Uno dei passaggi critici sembra essere l'adeguamento alla politica commerciale di Apple, lasciando perdere definitivamente il supporto per i processori PPC e magari abbandonando anche qualcuno dei molti felini riprodotti sulle scatole di Mac OS X.
Il processo di sviluppo, visto da fuori, sembra gestito dalla Carboneria, dal momento che fino a pochi giorni fa si sentiva parlare di versioni alfa e si trovava in giro qualche collegamento, ma la diffusione effettiva restava ristretta a un piccolo gruppo di privilegiati. Da poche ore è possibile accedere alla seconda versione alfa e scaricarla, ma per poterla usare è necessario, oltre a un
Mac Intel, anche un codice valido di
licenza della versione corrente, quindi senza parola d'ordine non si entra.

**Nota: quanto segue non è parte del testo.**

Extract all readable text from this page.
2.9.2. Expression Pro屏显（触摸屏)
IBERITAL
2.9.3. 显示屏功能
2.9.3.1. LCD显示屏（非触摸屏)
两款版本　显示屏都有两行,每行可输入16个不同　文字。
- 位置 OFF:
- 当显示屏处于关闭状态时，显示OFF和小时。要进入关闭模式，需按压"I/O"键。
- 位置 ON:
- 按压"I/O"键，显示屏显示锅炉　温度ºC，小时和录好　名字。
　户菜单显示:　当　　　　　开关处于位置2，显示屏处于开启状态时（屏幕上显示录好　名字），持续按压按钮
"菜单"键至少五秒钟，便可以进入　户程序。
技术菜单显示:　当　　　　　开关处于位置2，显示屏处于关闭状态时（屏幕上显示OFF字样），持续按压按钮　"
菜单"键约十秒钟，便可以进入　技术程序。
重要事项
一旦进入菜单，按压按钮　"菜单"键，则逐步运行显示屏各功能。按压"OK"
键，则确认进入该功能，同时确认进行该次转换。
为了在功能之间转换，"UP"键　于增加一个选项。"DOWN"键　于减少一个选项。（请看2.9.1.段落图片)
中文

Non rimane allora che fare riferimento alle
fonti ufficiali per capire cosa c'è di nuovo in questa versione preliminare, e dunque cosa si presume di trovare in futuro anche in quella definitiva, tenendo conto che le
novità introdotte sono più numerose di quelle qui citate.
La sezione delle
Release Notes del sito parla tra l'altro di
selezioni multiple non consecutive, di
criteri per lavorare su blocchi di testo, che eventualmente possono cambiare, per esempio a seconda del linguaggio di programmazione con cui si lavora, di
gestione dell'indentazione, comprese le eventuali eccezioni regolate in base a un qualche criterio, possibilità ammessa anche in base alla cartella in cui si trovano i file.
Se questi pochi cenni avessero fatto nascere delle curiosità riguardo al programma, ricordo che è possibile scaricare una versione di prova valida per trenta giorni della release corrente per farsi un'idea di
TextMate. Per chi invece fosse ancora immune dalla curiosità, aggiungo per finire un cenno relativo a
mate, uno
script della shell, che a quanto sembra permette di modificare file da remoto via SSH.